Let C be a 3-by-5 matrix. The linear system $Cx = b$ has solutions for $b_1= \begin{bmatrix} 2 \\ 1 \\ 1 \\ \end{bmatrix}, b_2=\begin{bmatrix} 1 \\ 0 \\ 3 \\ \end{bmatrix}$, and does NOT have solutions for $b_3=\begin{bmatrix} 3 \\ 0 \\ 2 \\ \end{bmatrix}$ Determine the nullity of $C$.
Given that $b_1$ is a solution, I determined that the rank of of $C$ is $3$, since if you were to augment the reduced row echelon form of $C$ with $b_1$, you would need a leading $1$ in each of the $3$ rows otherwise you would get a contradiction of $0$ equaling a constant. On the other hand, $3$ is the highest possible number for the rank of $C$.

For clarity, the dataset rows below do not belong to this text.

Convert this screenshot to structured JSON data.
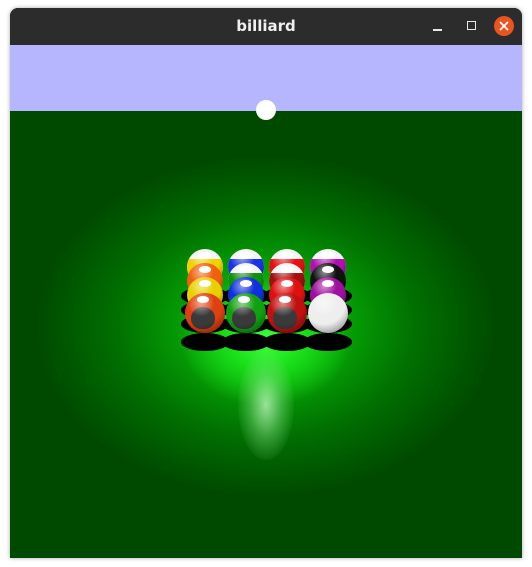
{
  "window": {
    "title": "billiard"
  },
  "colors": {
    "titlebar": "#2c2c2c",
    "close_button": "#e95420",
    "sky": "#b6b6ff",
    "felt_dark": "#003a00",
    "felt_bright": "#1fef1f",
    "lamp": "#ffffff"
  },
  "icons": [
    "minimize-icon",
    "maximize-icon",
    "close-icon"
  ],
  "balls": [
    {
      "row": 0,
      "col": 0,
      "color": "#f0d000",
      "kind": "stripe"
    },
    {
      "row": 0,
      "col": 1,
      "color": "#1a33e6",
      "kind": "stripe"
    },
    {
      "row": 0,
      "col": 2,
      "color": "#e61010",
      "kind": "stripe"
    },
    {
      "row": 0,
      "col": 3,
      "color": "#b010b0",
      "kind": "stripe"
    },
    {
      "row": 1,
      "col": 0,
      "color": "#f06010",
      "kind": "solid"
    },
    {
      "row": 1,
      "col": 1,
      "color": "#109010",
      "kind": "stripe"
    },
    {
      "row": 1,
      "col": 2,
      "color": "#a01010",
      "kind": "stripe"
    },
    {
      "row": 1,
      "col": 3,
      "color": "#111111",
      "kind": "solid"
    },
    {
      "row": 2,
      "col": 0,
      "color": "#e8d000",
      "kind": "solid"
    },
    {
      "row": 2,
      "col": 1,
      "color": "#1030e0",
      "kind": "solid"
    },
    {
      "row": 2,
      "col": 2,
      "color": "#e01010",
      "kind": "solid"
    },
    {
      "row": 2,
      "col": 3,
      "color": "#a010a0",
      "kind": "solid"
    },
    {
      "row": 3,
      "col": 0,
      "color": "#e04010",
      "kind": "solid"
    },
    {
      "row": 3,
      "col": 1,
      "color": "#10a010",
      "kind": "solid"
    },
    {
      "row": 3,
      "col": 2,
      "color": "#c01010",
      "kind": "solid"
    },
    {
      "row": 3,
      "col": 3,
      "color": "#eeeeee",
      "kind": "cue"
    }
  ]
}
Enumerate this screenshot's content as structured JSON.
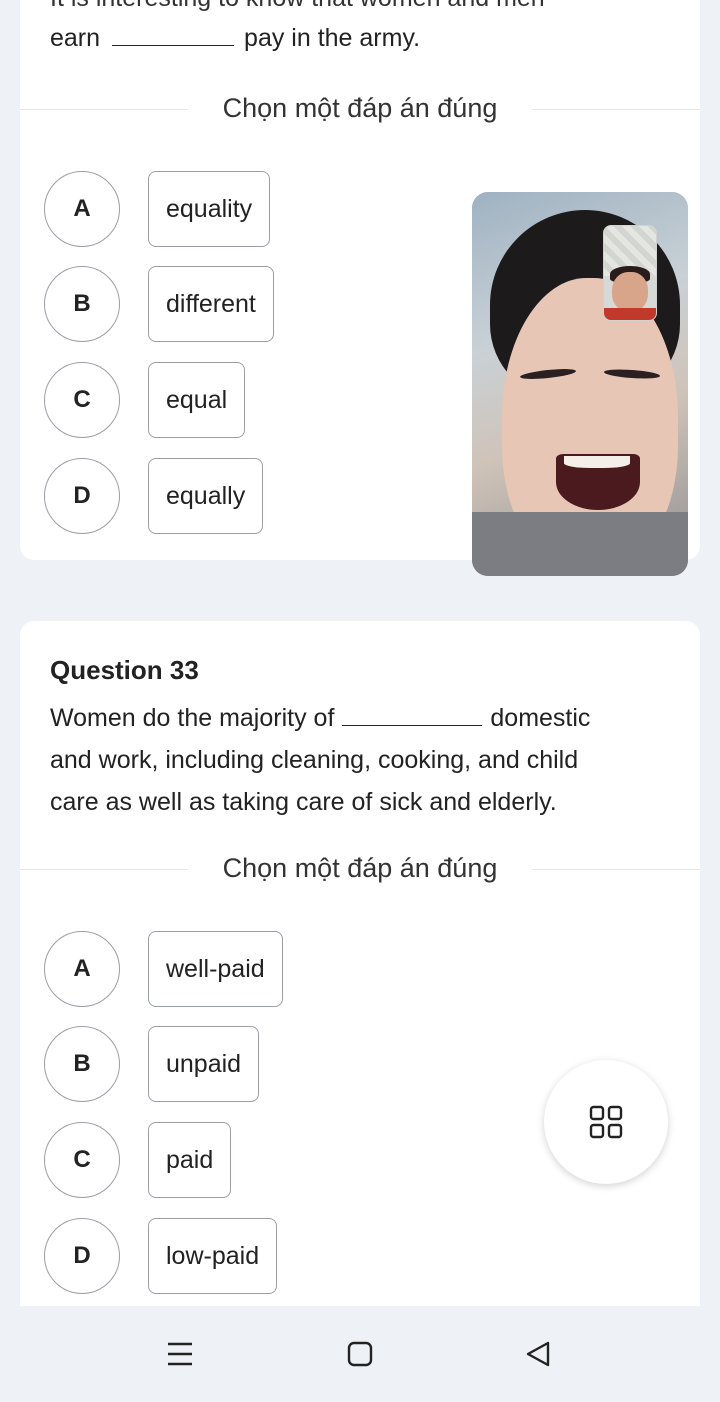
{
  "question_32_partial": {
    "cut_line": "It is interesting to know that women and men",
    "line_before_blank": "earn",
    "line_after_blank": "pay in the army.",
    "prompt_label": "Chọn một đáp án đúng",
    "options": [
      {
        "letter": "A",
        "text": "equality"
      },
      {
        "letter": "B",
        "text": "different"
      },
      {
        "letter": "C",
        "text": "equal"
      },
      {
        "letter": "D",
        "text": "equally"
      }
    ]
  },
  "question_33": {
    "title": "Question 33",
    "line1_before_blank": "Women do the majority of",
    "line1_after_blank": "domestic",
    "line2": "and work, including cleaning, cooking, and child",
    "line3": "care as well as taking care of sick and elderly.",
    "prompt_label": "Chọn một đáp án đúng",
    "options": [
      {
        "letter": "A",
        "text": "well-paid"
      },
      {
        "letter": "B",
        "text": "unpaid"
      },
      {
        "letter": "C",
        "text": "paid"
      },
      {
        "letter": "D",
        "text": "low-paid"
      }
    ]
  },
  "overlay": {
    "video_call": "video-call-window",
    "fab_icon": "grid-icon"
  },
  "navbar": {
    "icons": [
      "menu-icon",
      "home-icon",
      "back-icon"
    ]
  },
  "colors": {
    "page_bg": "#eef1f5",
    "card_bg": "#ffffff",
    "border": "#9a9ea4",
    "text": "#222222"
  }
}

I believe that my error is somewhere is that reasoning above, as the rank of $C$ would be all that I need to then solve for the nullity, but the answer is incorrect. Any help would be greatly appreciated.
The rank is the dimension of the image. Since $b_1$ and $b_2$ are independent, the image has dimension at least two. On the other hand the image doesn't have dimension three, since $b_3$ isn't in it.
Thus the rank of $C$ is $2$. So the nullity is...